Contents

Analyzing Tables for Compression in SQL Server

Contents

This is mostly because I can’t find the link to this Microsoft Technet Article easily enough. Like most things SQL server there is a lot nuance to compressing tables and indexes in your databases and I’m going to just touch on the first pass look I’m performing.

The first step is to look at the usage patterns on the table. The technet article splits this into two queries that I have combined into one single query below. What I am looking for first is how much the table/index is updated: more updates will mean more CPU overhead as pages/rows are decompressed before being updated. If the server doesn’t have many spare CPU cycles to spare I could be helping to create a bottleneck at the CPU. Secondly: how many scans happen on the table/index? More scans means it’s more likely that we’ll get a performance benefit when we go to read the the object from disk as we will do less physical reads.

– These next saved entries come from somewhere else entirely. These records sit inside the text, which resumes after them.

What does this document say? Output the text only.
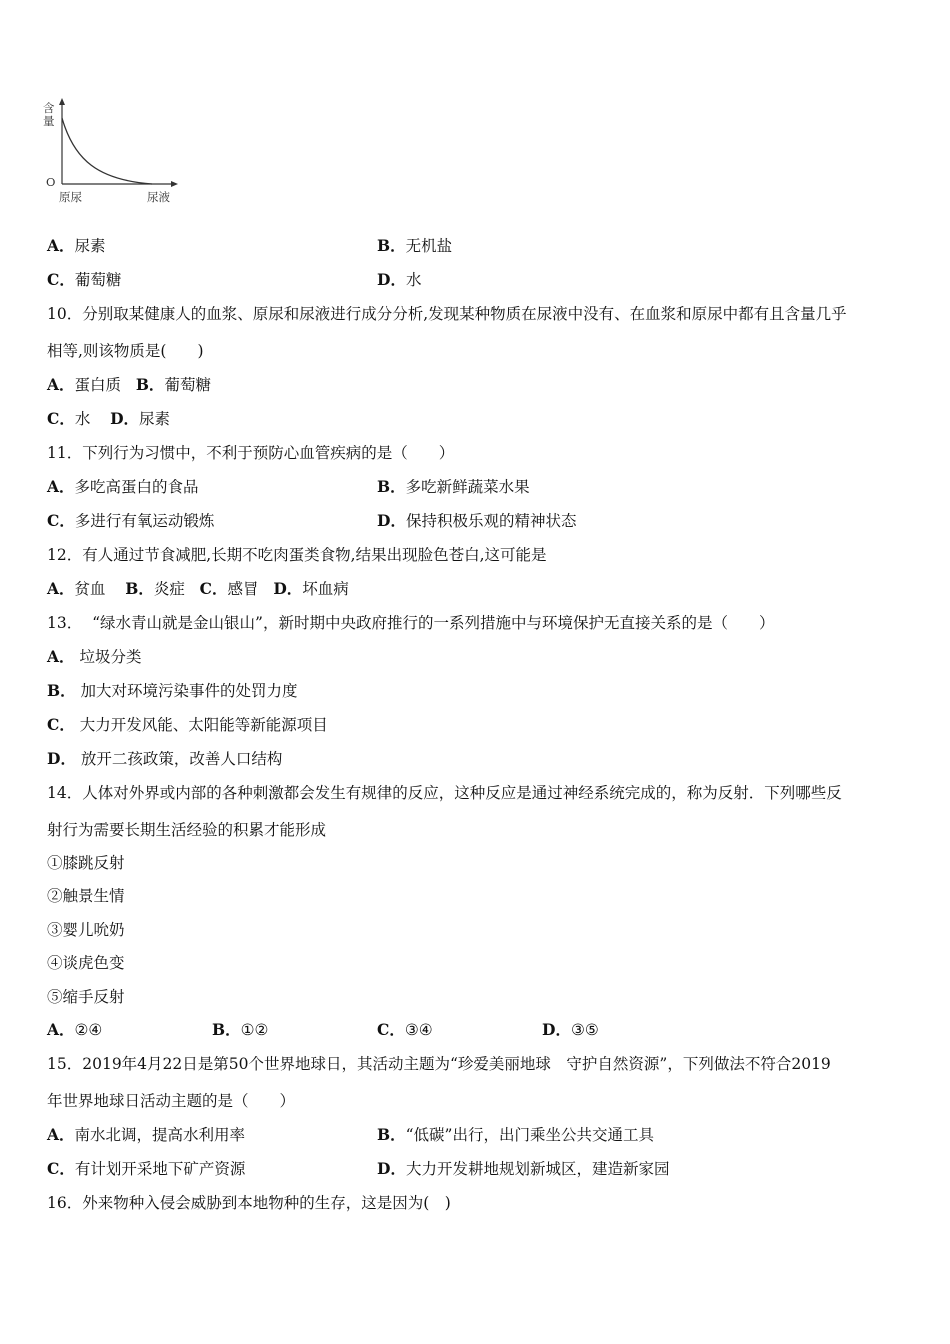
含
量
O
原尿	尿液
A．尿素	B．无机盐
C．葡萄糖	D．水
10．分别取某健康人的血浆、原尿和尿液进行成分分析,发现某种物质在尿液中没有、在血浆和原尿中都有且含量几乎
相等,则该物质是(　　)
A．蛋白质 B．葡萄糖
C．水 D．尿素
11．下列行为习惯中，不利于预防心血管疾病的是（　　）
A．多吃高蛋白的食品	B．多吃新鲜蔬菜水果
C．多进行有氧运动锻炼	D．保持积极乐观的精神状态
12．有人通过节食减肥,长期不吃肉蛋类食物,结果出现脸色苍白,这可能是
A．贫血 B．炎症 C．感冒 D．坏血病
13． “绿水青山就是金山银山”，新时期中央政府推行的一系列措施中与环境保护无直接关系的是（　　）
A． 垃圾分类
B． 加大对环境污染事件的处罚力度
C． 大力开发风能、太阳能等新能源项目
D． 放开二孩政策，改善人口结构
14．人体对外界或内部的各种刺激都会发生有规律的反应，这种反应是通过神经系统完成的，称为反射．下列哪些反
射行为需要长期生活经验的积累才能形成
①膝跳反射
②触景生情
③婴儿吮奶
④谈虎色变
⑤缩手反射
A．②④	B．①②	C．③④	D．③⑤
15．2019年4月22日是第50个世界地球日，其活动主题为“珍爱美丽地球　守护自然资源”，下列做法不符合2019
年世界地球日活动主题的是（　　）
A．南水北调，提高水利用率	B．“低碳”出行，出门乘坐公共交通工具
C．有计划开采地下矿产资源	D．大力开发耕地规划新城区，建造新家园
16．外来物种入侵会威胁到本地物种的生存，这是因为(　)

SELECT o.name AS [Table_Name]
  , x.name AS [Index_Name]
  , i.partition_number AS [Partition]
  , i.index_id AS [Index_ID]
  , x.type_desc AS [Index_Type]
  , i.leaf_update_count * 100.0/ ( i.range_scan_count + i.leaf_insert_count + i.leaf_delete_count + i.leaf_update_count + i.leaf_page_merge_count + i.singleton_lookup_count) AS [Percent_Update]
  , i.range_scan_count * 100.0/ ( i.range_scan_count + i.leaf_insert_count + i.leaf_delete_count + i.leaf_update_count + i.leaf_page_merge_count + i.singleton_lookup_count) AS [Percent_Scan]
FROM sys.dm_db_index_operational_stats(DB_ID(), NULL, NULL, NULL) i
  JOIN sys.objects o ON o.object_id = i.object_id
  JOIN sys.indexes x ON x.object_id = i.object_id
    AND x.index_id = i.index_id
WHERE ( i.range_scan_count + i.leaf_insert_count + i.leaf_delete_count + leaf_update_count + i.leaf_page_merge_count + i.singleton_lookup_count) != 0
  AND OBJECTPROPERTY(i.object_id, 'IsUserTable') = 1
  AND o.name = '';

This is important information but if you are looking at enabling compression there is probably a more immediate consideration as well: you need to conserve space on your data drives. The stored procedure below will give you an idea of the space savings benefit for either ROW or PAGE level compression. The data types in the index or table will have a large impact on how much SQL is able to squeeze data down. This ultimately (in tandem with the usage patterns determined above) drive your decision to compress your data. If you have spare CPU cycles to burn and you can reclaim a large amount of space in your database (or even disk drive if needed), then compression is going to an important tool in your toolbox. We recently reclaimed nearly 200 GB in our data warehouse by compressing our largest table (260 GB down to 56 GB). The table was rarely updated but scanned often so in addition to gaining back significant database space we’ve also sped up the ETL processes that access that table as a bonus!

EXEC sp_estimate_data_compression_savings ''
  , ''
  , NULL
  , NULL
  , '';

The technet article is great and goes into greater depth on what’s happening under the hood when you compress tables as well as providing more detailed examples of compression decision scenarios and really is recommended reading if you are currently looking to implement compression.